In 1952, Verdugo Quiroz helped establish the Acción Cívica Baja Californiana (Baja Californian Civic Action), a self-called regional political party made up of prominent farmers, businessmen, merchants, and professionals. After Baja California was granted statehood that same year, Verdugo Quiroz emerged as a pre-candidate for the Institutional Revolutionary Party (PRI) nomination for Governor of Baja California in the 1953 state elections, enjoying significant support from the agricultural sector in Mexicali Valley. He was not chosen by the party to move forward. However, the Acción Cívica Baja Californiana was absorbed by the PRI, with most of Verdugo Quiroz's supporters following him to his new party.

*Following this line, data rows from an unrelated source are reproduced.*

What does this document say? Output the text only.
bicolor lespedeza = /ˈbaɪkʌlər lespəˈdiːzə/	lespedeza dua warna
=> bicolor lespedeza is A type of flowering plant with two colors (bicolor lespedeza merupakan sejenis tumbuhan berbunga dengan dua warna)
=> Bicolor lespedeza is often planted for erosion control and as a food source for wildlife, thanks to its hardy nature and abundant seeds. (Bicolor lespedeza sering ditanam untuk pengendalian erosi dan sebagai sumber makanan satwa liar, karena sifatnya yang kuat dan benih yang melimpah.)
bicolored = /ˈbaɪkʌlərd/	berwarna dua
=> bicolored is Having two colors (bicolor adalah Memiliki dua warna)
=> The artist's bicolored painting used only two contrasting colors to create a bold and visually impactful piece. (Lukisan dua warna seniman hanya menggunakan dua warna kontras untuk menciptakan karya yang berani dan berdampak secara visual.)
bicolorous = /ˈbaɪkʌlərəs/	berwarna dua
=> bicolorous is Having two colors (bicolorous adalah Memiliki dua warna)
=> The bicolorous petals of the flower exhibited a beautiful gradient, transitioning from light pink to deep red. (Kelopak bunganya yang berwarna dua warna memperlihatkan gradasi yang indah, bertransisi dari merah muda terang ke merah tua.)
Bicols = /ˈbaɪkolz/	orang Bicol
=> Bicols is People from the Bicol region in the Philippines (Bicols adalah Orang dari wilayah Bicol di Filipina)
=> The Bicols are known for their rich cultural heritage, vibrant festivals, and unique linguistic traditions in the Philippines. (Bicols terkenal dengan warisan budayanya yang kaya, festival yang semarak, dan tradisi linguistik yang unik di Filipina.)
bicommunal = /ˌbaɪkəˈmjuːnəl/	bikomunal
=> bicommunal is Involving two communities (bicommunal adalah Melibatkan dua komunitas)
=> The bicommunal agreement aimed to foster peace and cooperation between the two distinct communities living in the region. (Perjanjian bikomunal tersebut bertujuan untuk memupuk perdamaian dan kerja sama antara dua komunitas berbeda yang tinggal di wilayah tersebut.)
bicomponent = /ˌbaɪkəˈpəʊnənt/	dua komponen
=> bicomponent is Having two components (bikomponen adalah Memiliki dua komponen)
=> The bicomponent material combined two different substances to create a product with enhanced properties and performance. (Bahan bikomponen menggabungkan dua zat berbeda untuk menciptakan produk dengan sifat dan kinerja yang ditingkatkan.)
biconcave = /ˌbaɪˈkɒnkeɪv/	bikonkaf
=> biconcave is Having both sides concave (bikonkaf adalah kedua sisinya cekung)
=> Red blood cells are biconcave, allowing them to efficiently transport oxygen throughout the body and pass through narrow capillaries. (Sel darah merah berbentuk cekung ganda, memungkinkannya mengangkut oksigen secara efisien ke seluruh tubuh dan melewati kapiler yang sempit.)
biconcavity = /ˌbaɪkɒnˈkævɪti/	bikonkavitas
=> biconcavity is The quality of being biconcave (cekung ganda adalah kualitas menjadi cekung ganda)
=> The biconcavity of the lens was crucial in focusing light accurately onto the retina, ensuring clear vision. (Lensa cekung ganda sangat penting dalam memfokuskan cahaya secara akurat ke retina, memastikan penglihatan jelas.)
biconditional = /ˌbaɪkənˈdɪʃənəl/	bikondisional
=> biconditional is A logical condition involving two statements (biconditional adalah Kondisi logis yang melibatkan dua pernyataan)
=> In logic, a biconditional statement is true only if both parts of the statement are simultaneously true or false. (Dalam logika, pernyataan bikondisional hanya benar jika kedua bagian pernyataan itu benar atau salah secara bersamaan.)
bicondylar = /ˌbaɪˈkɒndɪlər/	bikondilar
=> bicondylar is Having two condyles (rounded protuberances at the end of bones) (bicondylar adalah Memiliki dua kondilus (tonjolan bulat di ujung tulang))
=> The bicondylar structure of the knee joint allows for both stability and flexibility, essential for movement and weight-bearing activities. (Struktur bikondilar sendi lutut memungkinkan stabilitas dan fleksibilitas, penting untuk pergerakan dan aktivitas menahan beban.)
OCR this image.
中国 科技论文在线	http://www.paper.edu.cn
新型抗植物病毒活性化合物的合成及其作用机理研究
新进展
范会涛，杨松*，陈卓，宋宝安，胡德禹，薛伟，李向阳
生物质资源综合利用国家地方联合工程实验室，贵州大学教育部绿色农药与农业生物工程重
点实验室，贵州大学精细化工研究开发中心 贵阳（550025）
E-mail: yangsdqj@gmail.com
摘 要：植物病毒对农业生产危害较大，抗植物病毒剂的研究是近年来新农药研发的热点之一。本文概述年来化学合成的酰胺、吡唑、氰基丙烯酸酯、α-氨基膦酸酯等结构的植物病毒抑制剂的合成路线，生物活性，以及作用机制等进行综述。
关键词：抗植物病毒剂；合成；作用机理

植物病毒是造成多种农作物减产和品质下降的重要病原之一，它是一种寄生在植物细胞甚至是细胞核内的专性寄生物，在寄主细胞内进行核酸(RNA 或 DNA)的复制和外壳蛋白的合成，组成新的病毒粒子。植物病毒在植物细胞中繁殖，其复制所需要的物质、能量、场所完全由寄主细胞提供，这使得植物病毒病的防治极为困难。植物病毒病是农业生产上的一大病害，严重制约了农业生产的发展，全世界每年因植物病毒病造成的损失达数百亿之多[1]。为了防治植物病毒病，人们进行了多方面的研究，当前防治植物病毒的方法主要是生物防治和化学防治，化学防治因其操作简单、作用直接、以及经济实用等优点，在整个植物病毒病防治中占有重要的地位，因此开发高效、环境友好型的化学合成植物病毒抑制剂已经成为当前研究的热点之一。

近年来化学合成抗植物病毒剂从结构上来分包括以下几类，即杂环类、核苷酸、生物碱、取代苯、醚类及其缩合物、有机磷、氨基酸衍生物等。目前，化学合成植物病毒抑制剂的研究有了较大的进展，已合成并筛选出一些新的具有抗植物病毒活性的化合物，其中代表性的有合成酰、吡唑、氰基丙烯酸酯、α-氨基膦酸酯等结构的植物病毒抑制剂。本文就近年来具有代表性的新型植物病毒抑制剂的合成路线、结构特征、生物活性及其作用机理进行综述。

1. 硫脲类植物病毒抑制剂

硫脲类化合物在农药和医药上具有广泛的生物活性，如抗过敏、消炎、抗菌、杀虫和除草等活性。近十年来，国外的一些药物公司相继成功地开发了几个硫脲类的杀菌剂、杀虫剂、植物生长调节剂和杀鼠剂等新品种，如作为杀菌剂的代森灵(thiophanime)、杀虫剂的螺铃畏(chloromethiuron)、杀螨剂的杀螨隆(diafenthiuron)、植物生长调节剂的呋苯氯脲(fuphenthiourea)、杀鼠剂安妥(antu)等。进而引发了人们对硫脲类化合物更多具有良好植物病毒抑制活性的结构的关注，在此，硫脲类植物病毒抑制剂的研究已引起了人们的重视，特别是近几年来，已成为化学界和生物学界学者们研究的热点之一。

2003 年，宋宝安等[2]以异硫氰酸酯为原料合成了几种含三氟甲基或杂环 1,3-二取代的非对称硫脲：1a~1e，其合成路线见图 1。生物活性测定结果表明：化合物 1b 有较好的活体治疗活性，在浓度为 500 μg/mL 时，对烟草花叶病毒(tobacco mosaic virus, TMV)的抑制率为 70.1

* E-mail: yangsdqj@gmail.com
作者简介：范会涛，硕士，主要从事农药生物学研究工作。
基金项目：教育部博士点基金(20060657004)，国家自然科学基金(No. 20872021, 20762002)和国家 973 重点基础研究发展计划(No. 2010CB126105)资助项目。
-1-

In December 1953, Verdugo Quiroz was cited in a newspaper column by journalist Alberto Rosales as one of five local political figures who might seek a nomination to represent the state in the Senate of the Republic. The PRI eventually selected Verdugo Quiroz and Esteban Cantú as its candidates. In the special election held on 4 July 1954, Verdugo Quiroz and Cantú were elected as the state's first two Senators. The pair were sworn in as members of the XLII Legislature on 7 September after the election results were certified. They both served in the Senate through the end of the XLIII Legislature in 1958. Verdugo Quiroz served as president of the Public Health Committee, first secretary of the Social Security Committee and the Agricultural and Development Committee, and second secretary of the Administration Committee.

In December 1958, Verdugo Quiroz announced his pre-candidacy for the following year's gubernatorial race. He held his first rally the next month, speaking to over 500 farmers in the Mexicali Valley to officially launch his campaign. However, Verdugo Quiroz was not selected by the party.